Dunduza Chisiza

1955 A founder of the ANYL.

Although born in Karanga, Nyasaland (now Malawi), Dunduza Chisiza played for a short time a leading role in the development of African nationalism in Southern Rhodesia during the 1950s.

He was educated at the Livingstonia Mission and Aggrey Memorial College, Uganda. He worked during 1949 as a clerk in the Police Records Department in Dar-es-Salaam. In 1952 and 1953 he was a member of a team from the United States undertaking a study tour of the Belgian Congo (now Zaire).

He moved to Salisbury (Harare) in 1953 and worked for the Indian High Commissioner. One of his responsibilities was the production of a regular information bulletin. He was one of the founders, in 1955, of the ANYL, being closely associated with James Chikerema and George Nyandoro. In September 1956 he was deported from Southern Rhodesia to Nyasaland where he soon became prominent in the Nyasaland African Congress. He spent 1957 and 1958 studying the economics of under-developed countries at Fircroft College, Birmingham, England. He returned to Nyasaland at Dr Hastings Banda‚Äôs request and became Secretary-General of the ANC. He organised the emergency conference of Congress January 1959) which sparked off disturbances and led to his arrest on 14 March. On his release in September 1960 he became Secretary-General of the Malawi Congress Party and was a member of the Nyasaland delegation to the Federal Review Conference in December 1960.
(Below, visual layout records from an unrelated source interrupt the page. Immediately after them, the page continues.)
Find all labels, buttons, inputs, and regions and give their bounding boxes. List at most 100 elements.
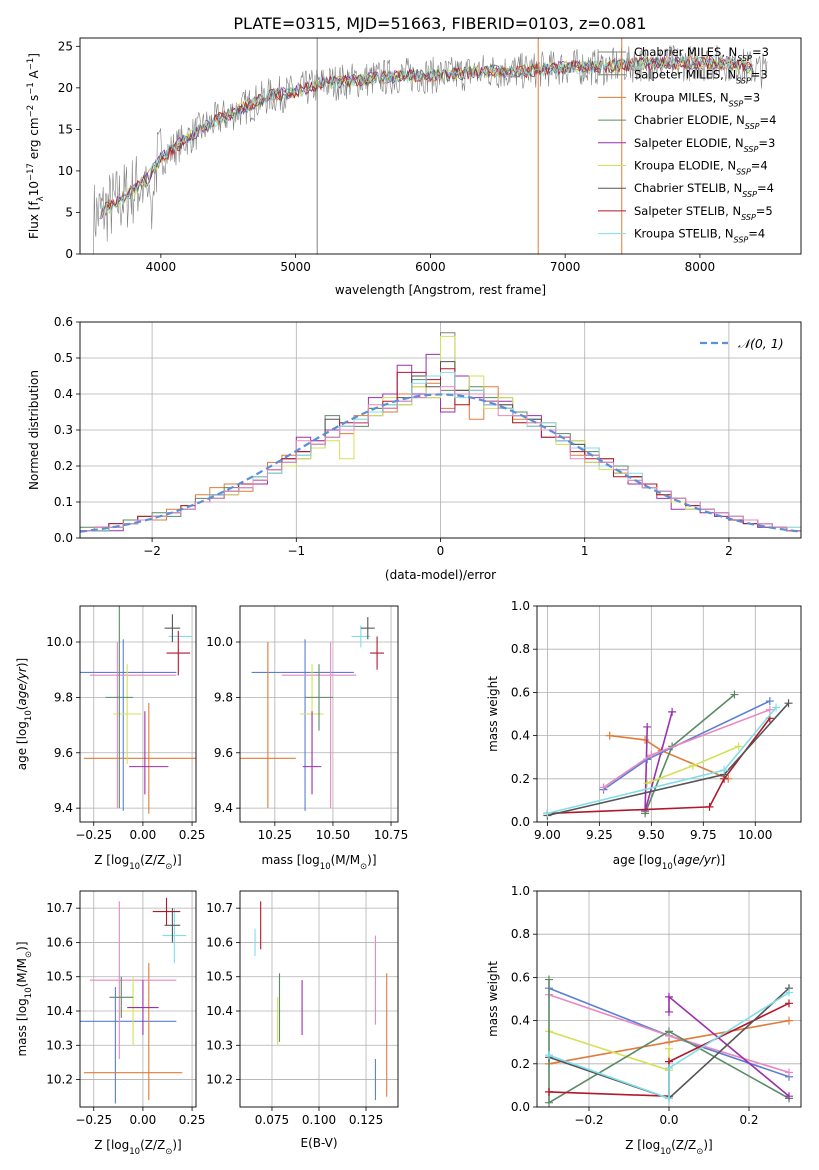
legend-count: =4 [748,227,765,241]
y-tick-label: 0.1 [54,495,73,509]
y-tick-label: 15 [58,122,73,136]
y-tick-label: 10.2 [46,1073,73,1087]
y-tick-label: 10 [58,164,73,178]
legend-entry-kroupa_elodie: Kroupa ELODIE, NSSP=4 [634,159,768,177]
weight-point-kroupa_stelib [545,1051,553,1060]
y-tick-label: 0.3 [54,423,73,437]
plot-area-z-vs-mass [80,891,196,1107]
x-tick-label: 10.00 [738,828,772,842]
y-tick-label: 1.0 [511,884,530,898]
y-axis-label-part: (M/M [15,958,29,987]
weight-point-salpeter_elodie [785,1092,793,1101]
weight-point-chabrier_elodie [730,690,739,699]
x-axis-label-part: Z [log [625,1138,660,1152]
legend-entry-kroupa_stelib: Kroupa STELIB, NSSP=4 [634,227,765,245]
weight-point-salpeter_elodie [665,1007,673,1016]
y-tick-label: 10.0 [46,635,73,649]
legend-entry-salpeter_elodie: Salpeter ELODIE, NSSP=3 [634,136,775,154]
legend-subscript: SSP [736,76,751,85]
x-axis-label-part: 10 [320,862,331,872]
y-tick-label: 0.5 [54,351,73,365]
y-tick-label: 0.0 [54,531,73,545]
y-tick-label: 9.8 [54,690,73,704]
legend-label: Kroupa STELIB, N [634,227,734,241]
legend-count: =3 [752,45,769,59]
weight-point-pink [647,751,656,760]
x-axis-label: E(B-V) [300,1136,337,1150]
x-axis-label-part: )] [703,1138,712,1152]
legend-count: =4 [757,181,774,195]
weight-line-chabrier_stelib [547,702,790,817]
weight-point-chabrier_elodie [665,1027,673,1036]
x-tick-label: 8000 [685,260,716,274]
x-tick-label: 9.00 [534,828,561,842]
legend-entry-chabrier_elodie: Chabrier ELODIE, NSSP=4 [634,113,776,131]
weight-point-kroupa_stelib [785,988,793,997]
weight-point-kroupa_stelib [543,809,552,818]
x-tick-label: 6000 [415,260,446,274]
legend-subscript: SSP [729,99,744,108]
legend-label: Chabrier ELODIE, N [634,113,745,127]
x-tick-label: 0 [437,544,445,558]
y-axis-label: mass [log10(M/M⊙)] [15,941,34,1056]
weight-point-salpeter_elodie [643,722,652,731]
x-tick-label: 0.00 [130,1113,157,1127]
x-tick-label: 0.100 [302,1113,336,1127]
y-axis-label-part: erg cm [27,117,41,163]
x-tick-label: 0.25 [179,1113,206,1127]
gaussian-reference-curve [80,393,801,533]
y-tick-label: 10.7 [206,901,233,915]
x-tick-label: 1 [581,544,589,558]
x-tick-label: 0.00 [130,828,157,842]
weight-point-chabrier_elodie [545,1098,553,1107]
x-tick-label: 10.25 [258,828,292,842]
weight-line-kroupa_elodie [548,1030,670,1072]
x-axis-label: (data-model)/error [385,568,496,582]
axes-frame [536,605,802,823]
y-axis-label: Normed distribution [27,370,41,490]
y-tick-label: 10.3 [46,1038,73,1052]
x-axis-label-part: ⊙ [165,1147,172,1157]
y-axis-label: age [log10(age/yr)] [15,658,34,770]
weight-point-orange [641,735,650,744]
legend-subscript: SSP [736,167,751,176]
legend-entry-gaussian: 𝒩(0, 1) [738,336,784,351]
x-tick-label: 7000 [550,260,581,274]
y-axis-label-part: 10 [24,987,34,998]
y-tick-label: 10.0 [206,635,233,649]
weight-line-chabrier_elodie [548,979,790,1105]
legend-subscript: SSP [745,122,760,131]
y-axis-label-part: )] [15,658,29,667]
y-tick-label: 10.3 [206,1038,233,1052]
legend-entry-kroupa_miles: Kroupa MILES, NSSP=3 [634,90,760,108]
x-axis-label-part: 10 [129,862,140,872]
x-axis-label-part: )] [716,853,725,867]
y-tick-label: 10.4 [46,1004,73,1018]
y-tick-label: 0 [65,247,73,261]
y-tick-label: 0.2 [511,772,530,786]
weight-point-chabrier_elodie [641,809,650,818]
x-tick-label: −2 [143,544,161,558]
x-axis-label-part: (M/M [331,853,360,867]
y-tick-label: 9.6 [214,746,233,760]
y-axis-label-part: λ [36,196,46,201]
y-tick-label: 0.6 [511,970,530,984]
y-tick-label: 0.8 [511,927,530,941]
x-axis-label-part: )] [367,853,376,867]
x-tick-label: 9.25 [586,828,613,842]
weight-point-salpeter_stelib [785,999,793,1008]
y-tick-label: 10.7 [46,901,73,915]
x-axis-label-part: 10 [662,862,673,872]
y-tick-label: 10.5 [206,970,233,984]
x-tick-label: 0.2 [739,1113,758,1127]
legend-entry-salpeter_stelib: Salpeter STELIB, NSSP=5 [634,204,773,222]
y-axis-label-part: Flux [f [27,201,41,239]
weight-line-kroupa_stelib [548,991,790,1100]
y-tick-label: 10.6 [46,935,73,949]
y-tick-label: 25 [58,39,73,53]
y-axis-label-part: 10 [27,181,41,196]
y-axis-label-part: ] [27,53,41,58]
axes-frame [79,37,802,255]
x-axis-label-part: age [log [613,853,662,867]
y-axis-label-part: age/yr [15,666,29,705]
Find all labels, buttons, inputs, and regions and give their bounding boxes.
He was Parliamentary Secretary to the Nyasaland Ministry of Finance in 1961-62 and organised an international economic symposium in 1962. He was killed in a car crash near Zomba, Nyasaland, on 2 September 1962.
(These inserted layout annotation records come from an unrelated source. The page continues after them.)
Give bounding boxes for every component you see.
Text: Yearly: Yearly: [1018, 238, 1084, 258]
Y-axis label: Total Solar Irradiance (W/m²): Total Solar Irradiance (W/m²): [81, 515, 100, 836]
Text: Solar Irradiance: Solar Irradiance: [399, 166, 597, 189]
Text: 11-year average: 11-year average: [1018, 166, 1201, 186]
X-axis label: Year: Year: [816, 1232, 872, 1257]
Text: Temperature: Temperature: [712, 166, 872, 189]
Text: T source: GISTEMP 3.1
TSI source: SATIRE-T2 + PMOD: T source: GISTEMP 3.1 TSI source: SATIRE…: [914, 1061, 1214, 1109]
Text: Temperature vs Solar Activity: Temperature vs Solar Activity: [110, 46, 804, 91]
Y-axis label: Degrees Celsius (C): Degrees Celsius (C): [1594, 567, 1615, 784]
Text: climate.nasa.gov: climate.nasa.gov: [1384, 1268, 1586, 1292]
Dunduza Chisiza was reputed to be extremely intelligent and a brilliant orator who charmed both friend and foe. He was a ready and easy mixer, with a fondness for social life. Always ready to make or share in a joke, he greatly enjoyed teasing people. He was at home in the company of all men, regardless of their station in life. ln the Matapi hostel, where he lived during his time in Salisbury (Harare), he shared a room with two ordinary Africans with whom he was on the best of terms, but who never knew the real quality of their companion. He was also an accomplished dancer. His easy-going manner, however, concealed a man who held very strong political and moral principles. “I am a citizen of Africa,” he used to say, “Africa is my state.” At one time he joined the Bahai Faith but left when he found that the teaching was opposed to involvement in political affairs. “It is a religion for free people whose countries are free from foreign domination,” he said.